Farmers are in the business to make money. Whether they raise livestock or grow vegetables, they are working to earn a living for themselves and their families. Like any businesspeople, farmers use permissible deductions to reduce their taxable income and their overall tax liability.
Farm Business Expenses
The Internal Revenue Service allows a deduction for any expense necessary for the business to operate. This may include a proportional amount of the living expenses for the farmers themselves. Most farms include the farmer's personal residence, which is indistinguishable from the farm itself. A comparative amount of the utilities, depreciation and loan interest is included in the expenses for operation of the farm, while the remaining is not deductible as it relates to personal expenses.
Equipment Purchases
Farmers need equipment and tools to remain in business. They can deduct the cost of these purchases and the total ancillary costs associated with the purchase to get the item ready for its intended use. Farmers usually deduct, or depreciate the equipment over its useful life rather than in the year of purchase.
Section 179 Expense
The Section 179 expense is an alternative to the depreciation method previously mentioned. The Internal Revenue Service understands the necessity of equipment to stimulate growth in businesses. Without new and efficient equipment, many businesses cannot continue to move forward. To help facilitate expansion, they implemented the Section 179 expense allowing companies the ability to deduct the full cost of equipment in the year of purchase. For the 2010 tax year, the Internal Revenue Service limits this deduction to a cap of $500,000; however, this deduction is subject to change each tax year.
Income Averaging
Farmers make money sporadically throughout the year.
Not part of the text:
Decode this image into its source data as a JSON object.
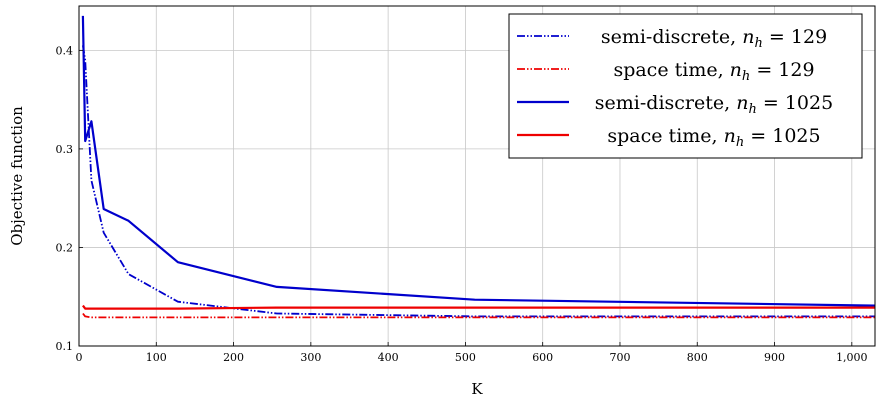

Many times the money they make is from the fruits of their labor from prior years. In order to alleviate a tax bill that is just as sporadic as their income, they can deduct this income from the current year and allocate it to the three prior years. Moving income to a prior year that contained a loss allows the farmer to reduce taxes in the current year, while not affecting their tax liability in a prior year.
Non-Deductible Expenses
Most farmers take out loans to operate their farms. Their income is intermittent and daily operations require a daily infusion of cash. Bank loans help to fill the cash-flow gap created and keep the farm running smoothly. The deduction of payments made to service the loan is limited to the interest only. Principle payments are not deductible as they are a return of capital to the lending institution and not an expense to the farm itself.